Glenn — you’re a class act, and a brilliant guy.
So when you write:
We all know that Redfin’s business model is different than yours: we try to get customers via our search site, we pay our agents salaries and customer-satisfaction bonuses, we want to put the escrow process online to avoid talking so much to our customers, and we refund part of our commission. This makes us freaks perhaps, or even fools if you like, but not an enemy.
I know you mean it. And I believe your appeal for understanding and peace is genuine:
So maybe there’s hope that we can work things out. This isn’t a promise to be boring. But at least we can be civil. We weren’t today. We are sorry for the post about Kris Berg. We wanted to say to everyone else in real estate talking about this post that we hope there can be peace between us.
But because you’re such a smart guy, I know that you will understand when I invoke Thucydides:
There can be no peace between Redfin and traditional brokerage. Like the Lacedaemonians of old, the traditional brokers have cause for alarm at the growth of the power of Redfin. That makes war inevitable.
It’s great that Glenn and the folks at Redfin are so civil and open to working with others and so on. But Redfin has embarked down a path that represents a serious threat to traditional brokerages. It has done so effectively, and should be applauded for its execution. Consumers have and may continue to benefit from Redfin’s model. But calls for peace strike me as a bit… I don’t know… naive perhaps.
Just a bit further down on the Redfin blog, you find the post entitled, “The Redfin Advantage“:
Last spring, Redfin analyzed the MLS data available to all brokers to show that our home-buyers negotiated a better deal on a home — saving an extra $4,000 off the list price — over and above our commission refund. We called the total savings, of $14,080, the Redfin Advantage.
The post then goes on to detail how the Redfin Advantage has widened since then.
Unlike other traditional competitors who like to boast some advantage or another (“We have the best agents” or “We care about you like no one else!” or some such), Redin can boast numbers. $14,080 as a matter of fact.
If I’m a competitor of yours — and all brokerages in the areas where Redfin is active are competitors — and you’re offering the same service I am for $14K less… well…. On the one hand, kudos to you and your team, and we can be civil to each other and make nice and go have a beer. But let’s not pretend like you’re not taking bread off my table, and doing it in a way that I haven’t yet found a way to combat.
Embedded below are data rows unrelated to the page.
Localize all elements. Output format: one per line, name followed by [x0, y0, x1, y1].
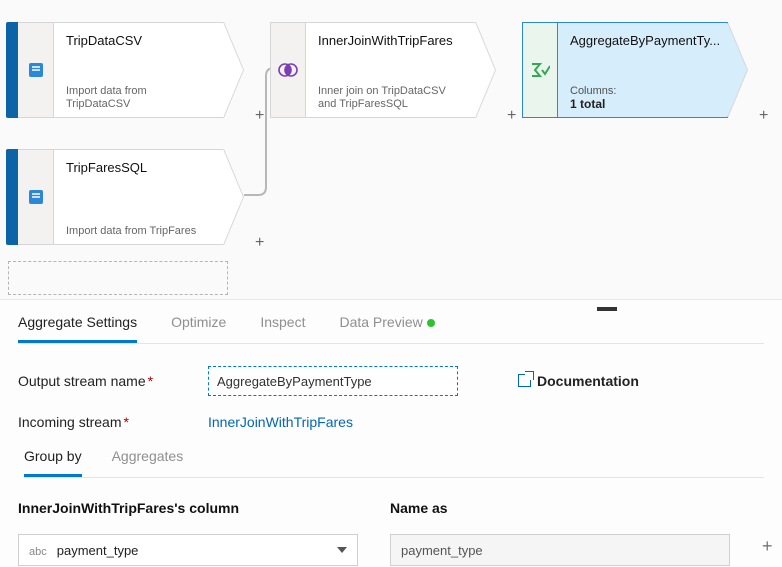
group-by-column-header: InnerJoinWithTripFares's column — [18, 500, 368, 516]
tab-data-preview[interactable]: Data Preview — [339, 314, 434, 343]
node-title: InnerJoinWithTripFares — [318, 33, 463, 48]
join-icon — [278, 61, 298, 79]
node-tripdatacsv[interactable]: TripDataCSV Import data from TripDataCSV — [6, 22, 224, 118]
add-branch-button[interactable]: + — [255, 108, 264, 124]
node-output-port[interactable] — [728, 22, 748, 118]
incoming-stream-link[interactable]: InnerJoinWithTripFares — [208, 414, 353, 430]
aggregate-icon — [530, 62, 550, 78]
group-by-column-value: payment_type — [57, 543, 139, 558]
node-title: TripDataCSV — [66, 33, 211, 48]
node-desc: Inner join on TripDataCSV and TripFaresS… — [318, 85, 463, 111]
add-branch-button[interactable]: + — [507, 108, 516, 124]
node-output-port[interactable] — [476, 22, 496, 118]
node-output-port[interactable] — [224, 149, 244, 245]
node-icon-box — [270, 22, 306, 118]
node-columns-summary: Columns: 1 total — [570, 85, 715, 111]
node-body: TripDataCSV Import data from TripDataCSV — [54, 22, 224, 118]
subtab-group-by[interactable]: Group by — [24, 448, 82, 477]
node-icon-box — [18, 22, 54, 118]
chevron-down-icon — [337, 547, 347, 553]
output-stream-row: Output stream name* Documentation — [18, 366, 764, 396]
node-output-port[interactable] — [224, 22, 244, 118]
node-body: InnerJoinWithTripFares Inner join on Tri… — [306, 22, 476, 118]
node-title: AggregateByPaymentTy... — [570, 33, 715, 48]
columns-label: Columns: — [570, 85, 616, 97]
config-panel: Aggregate Settings Optimize Inspect Data… — [0, 300, 782, 566]
add-row-button[interactable]: + — [762, 536, 773, 557]
add-branch-button[interactable]: + — [759, 108, 768, 124]
incoming-stream-row: Incoming stream* InnerJoinWithTripFares — [18, 414, 764, 430]
drop-target-placeholder[interactable] — [8, 261, 228, 295]
node-icon-box — [18, 149, 54, 245]
status-dot-icon — [427, 319, 435, 327]
dataset-icon — [27, 188, 45, 206]
output-stream-input[interactable] — [208, 366, 458, 396]
tab-optimize[interactable]: Optimize — [171, 314, 226, 343]
columns-count: 1 total — [570, 97, 715, 111]
dataflow-canvas[interactable]: TripDataCSV Import data from TripDataCSV… — [0, 0, 782, 300]
node-body: AggregateByPaymentTy... Columns: 1 total — [558, 22, 728, 118]
external-link-icon — [518, 374, 531, 387]
output-stream-label: Output stream name* — [18, 373, 208, 389]
group-by-row: InnerJoinWithTripFares's column abc payme… — [18, 500, 764, 566]
node-desc: Import data from TripFares — [66, 225, 211, 238]
tab-data-preview-label: Data Preview — [339, 314, 422, 330]
node-innerjoin[interactable]: InnerJoinWithTripFares Inner join on Tri… — [270, 22, 476, 118]
column-type-badge: abc — [29, 546, 47, 558]
tab-inspect[interactable]: Inspect — [260, 314, 305, 343]
node-drag-handle[interactable] — [6, 22, 18, 118]
groupby-subtabs: Group by Aggregates — [24, 448, 764, 478]
node-icon-box — [522, 22, 558, 118]
subtab-aggregates[interactable]: Aggregates — [112, 448, 184, 477]
group-by-column-dropdown[interactable]: abc payment_type — [18, 534, 358, 566]
tab-aggregate-settings[interactable]: Aggregate Settings — [18, 314, 137, 343]
config-tabs: Aggregate Settings Optimize Inspect Data… — [18, 314, 764, 344]
node-aggregate[interactable]: AggregateByPaymentTy... Columns: 1 total — [522, 22, 728, 118]
incoming-stream-label: Incoming stream* — [18, 414, 208, 430]
documentation-link[interactable]: Documentation — [518, 373, 639, 389]
node-tripfaressql[interactable]: TripFaresSQL Import data from TripFares — [6, 149, 224, 245]
resize-handle[interactable] — [597, 307, 617, 311]
node-body: TripFaresSQL Import data from TripFares — [54, 149, 224, 245]
name-as-input[interactable] — [390, 534, 730, 566]
dataset-icon — [27, 61, 45, 79]
name-as-header: Name as — [390, 500, 740, 516]
node-desc: Import data from TripDataCSV — [66, 85, 211, 111]
add-branch-button[interactable]: + — [255, 235, 264, 251]
documentation-link-text: Documentation — [537, 373, 639, 389]
node-drag-handle[interactable] — [6, 149, 18, 245]
node-title: TripFaresSQL — [66, 160, 211, 175]
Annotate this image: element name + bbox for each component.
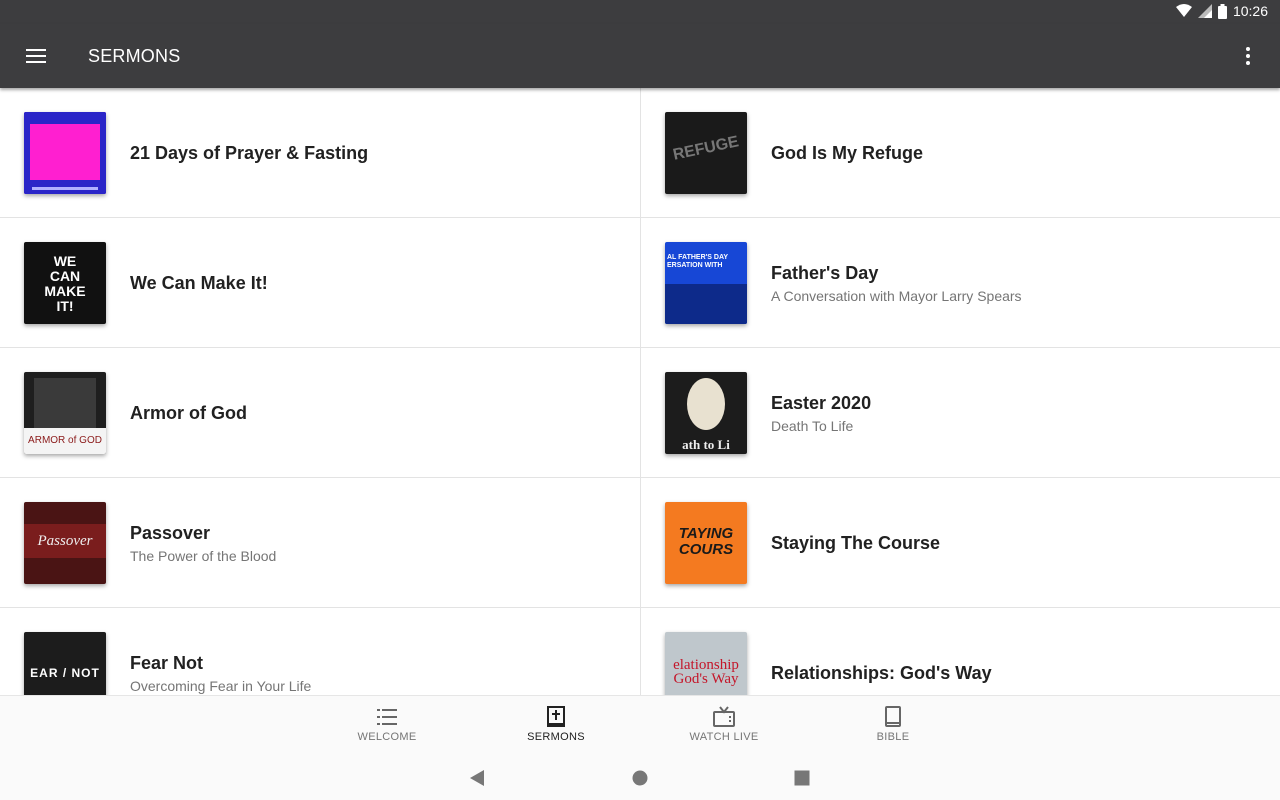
sermon-title: Easter 2020 bbox=[771, 392, 872, 413]
artwork-text: ath to Li bbox=[682, 437, 730, 452]
tv-icon bbox=[713, 706, 735, 727]
nav-label: SERMONS bbox=[527, 731, 585, 743]
sermon-title: Father's Day bbox=[771, 262, 879, 283]
sermon-artwork: TAYING COURS bbox=[665, 502, 747, 584]
sermon-item[interactable]: 21 Days of Prayer & Fasting bbox=[0, 88, 640, 218]
artwork-text: EAR / NOT bbox=[30, 666, 100, 680]
recents-icon[interactable] bbox=[791, 767, 813, 789]
book-icon bbox=[885, 706, 901, 727]
sermon-item[interactable]: ARMOR of GOD Armor of God bbox=[0, 348, 640, 478]
sermon-artwork: Passover bbox=[24, 502, 106, 584]
menu-icon bbox=[26, 49, 46, 63]
sermon-artwork: WE CAN MAKE IT! bbox=[24, 242, 106, 324]
nav-sermons[interactable]: SERMONS bbox=[496, 696, 616, 756]
sermon-list[interactable]: 21 Days of Prayer & Fasting WE CAN MAKE … bbox=[0, 88, 1280, 695]
sermon-item[interactable]: AL FATHER'S DAY ERSATION WITH Father's D… bbox=[641, 218, 1280, 348]
more-vert-icon bbox=[1246, 47, 1250, 65]
bible-cross-icon bbox=[547, 706, 565, 727]
nav-label: BIBLE bbox=[876, 731, 910, 743]
list-icon bbox=[377, 709, 397, 725]
sermon-title: 21 Days of Prayer & Fasting bbox=[130, 142, 369, 163]
overflow-menu-button[interactable] bbox=[1234, 44, 1262, 68]
hamburger-menu-button[interactable] bbox=[20, 44, 52, 68]
nav-watch-live[interactable]: WATCH LIVE bbox=[664, 696, 784, 756]
sermon-title: Armor of God bbox=[130, 402, 247, 423]
sermon-subtitle: A Conversation with Mayor Larry Spears bbox=[771, 287, 1022, 304]
status-icons: 10:26 bbox=[1175, 3, 1268, 19]
sermon-subtitle: Death To Life bbox=[771, 417, 854, 434]
sermon-title: Relationships: God's Way bbox=[771, 662, 992, 683]
nav-welcome[interactable]: WELCOME bbox=[327, 696, 447, 756]
back-icon[interactable] bbox=[466, 767, 488, 789]
sermon-artwork: EAR / NOT bbox=[24, 632, 106, 695]
artwork-text: TAYING COURS bbox=[678, 525, 734, 558]
battery-icon bbox=[1217, 3, 1227, 19]
nav-label: WELCOME bbox=[357, 731, 417, 743]
cell-signal-icon bbox=[1197, 4, 1212, 18]
system-navigation-bar bbox=[0, 755, 1280, 800]
artwork-text: AL FATHER'S DAY ERSATION WITH bbox=[667, 254, 728, 269]
artwork-text: ARMOR of GOD bbox=[28, 435, 102, 446]
status-time: 10:26 bbox=[1232, 3, 1268, 19]
sermon-subtitle: The Power of the Blood bbox=[130, 547, 277, 564]
sermon-title: We Can Make It! bbox=[130, 272, 268, 293]
sermon-item[interactable]: EAR / NOT Fear Not Overcoming Fear in Yo… bbox=[0, 608, 640, 695]
sermon-artwork: ARMOR of GOD bbox=[24, 372, 106, 454]
sermon-subtitle: Overcoming Fear in Your Life bbox=[130, 677, 312, 694]
sermon-title: Passover bbox=[130, 522, 211, 543]
sermon-item[interactable]: elationship God's Way Relationships: God… bbox=[641, 608, 1280, 695]
sermon-item[interactable]: TAYING COURS Staying The Course bbox=[641, 478, 1280, 608]
sermon-artwork: ath to Li bbox=[665, 372, 747, 454]
status-bar: 10:26 bbox=[0, 0, 1280, 24]
sermon-item[interactable]: ath to Li Easter 2020 Death To Life bbox=[641, 348, 1280, 478]
sermon-column-right: REFUGE God Is My Refuge AL FATHER'S DAY … bbox=[640, 88, 1280, 695]
artwork-text: WE CAN MAKE IT! bbox=[44, 253, 86, 314]
artwork-text: Passover bbox=[37, 533, 93, 549]
sermon-title: God Is My Refuge bbox=[771, 142, 924, 163]
sermon-item[interactable]: REFUGE God Is My Refuge bbox=[641, 88, 1280, 218]
sermon-artwork bbox=[24, 112, 106, 194]
sermon-item[interactable]: WE CAN MAKE IT! We Can Make It! bbox=[0, 218, 640, 348]
app-bar: SERMONS bbox=[0, 24, 1280, 88]
sermon-column-left: 21 Days of Prayer & Fasting WE CAN MAKE … bbox=[0, 88, 640, 695]
page-title: SERMONS bbox=[88, 46, 181, 66]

Since I’m not a competitor of Glenn’s, as a neutral observer, I can only marvel at the job that Redfin has done and is doing. It’s innovative, and so far, extremely well-executed. Every traditional brokerage company has reason to be afraid of Redfin, and reason to be hostile to Redfin. I don’t see co-existence as a possibility here: either Redfin’s model and method of salaried agents + web-based self-service + refunds will win and dominate the industry, or the traditional model and method of commissioned agents will. Consumers want choice, but when one choice offers $14K… that ain’t much of a choice.
None of this, of course, excuses She-Who-Shall-Not-Be-Named’s behavior toward a fellow agent and blogger. None of this takes anything away from Glenn’s apology or his sincere appeal for civility and peace. But what it does do, I believe, is to expose the fact that what Glenn should be asking for is not peace with his peers, but civilized combat with honor.